Faced with a vast array of unmet needs on domestic and global COVID-19, and a mile-high pile of competing crises from a tragically incompetent response to a global monkeypox outbreak to gun control to the Supreme Court’s assault on bodily autonomy, the White House is putting its precious, limited energy and the unique heft of American endorsement behind a fund that will not avert future crises. This must change, now, while there is still time. 

Fundamental changes must be made to the FIF or any other mechanism that seeks to have real impact on people’s lives and the risk of future pandemics. First, the governance structure must put low- and middle-income country governments and civil society groups on equal footing with governments and donors from high-income countries in all decision making and governance.

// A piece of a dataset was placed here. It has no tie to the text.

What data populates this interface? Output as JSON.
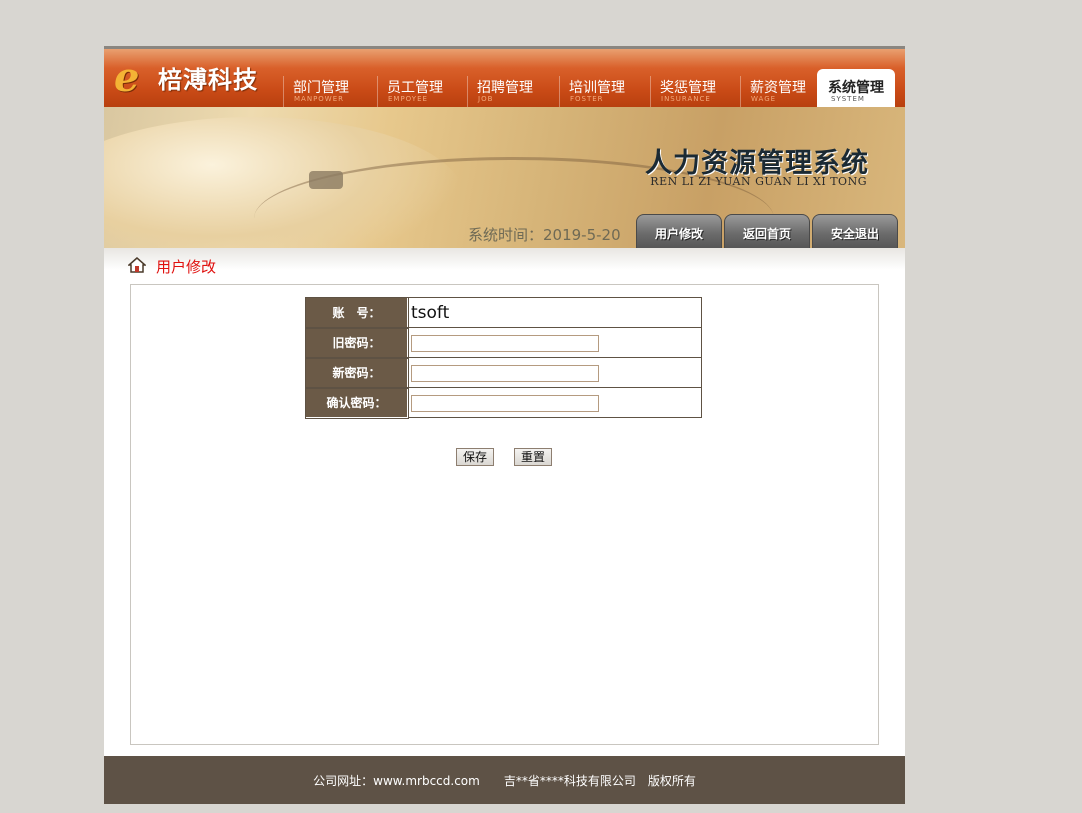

Next, funds to prevent future pandemics should flow through mechanisms that are working right now, notably the Global Fund to Fight AIDS Tuberculosis and Malaria. The Global Fund should be at the head of the queue, before the World Bank’s own network of development banks. Yet the proposed, FIF will launch its investments through multilateral development banks (MDBs), the International Monetary Fund and UN agencies, and will only “consider” the Global Fund “once the FIF is launched.” Putting MDBs first in line to spend these funds, ignores the track record of failed health investments, including the disastrous Pandemic Emergency Financing Facility. Using entities and approaches that have failed in the past further erodes the trust of low- and middle-income countries who have repeatedly pushed for more accountability from the World Bank. 

In June, the World Bank succumbed to considerable pressure and agreed that the Global Fund and other entities such as Gavi, the vaccine alliance, could be considered eligible to receive FIF pledges, provided those potential recipients secured a waiver from the World Bank itself. But even that waiver would merely make the Global Fund eligible—it provides no assurance that the Global Fund would actually receive resources.  

The past two years of unprecedented crisis have yielded occasional examples of exceptional mobilization and action. But far more frequently, those charged with planning for the future dangerous disease threats are using the opportunity to advance agendas and approaches that pre-date COVID-19 and consolidate power in the hands of wealthy country decision-makers. These maneuvers happen in the fine print of institutional governance and behind closed doors in bureaucracies fond of acronyms and arcana. The White House could put the same energy it’s currently investing in forcing a flawed instrument across the finish line into fixing it. This would save lives and redeem the administration’s integrity.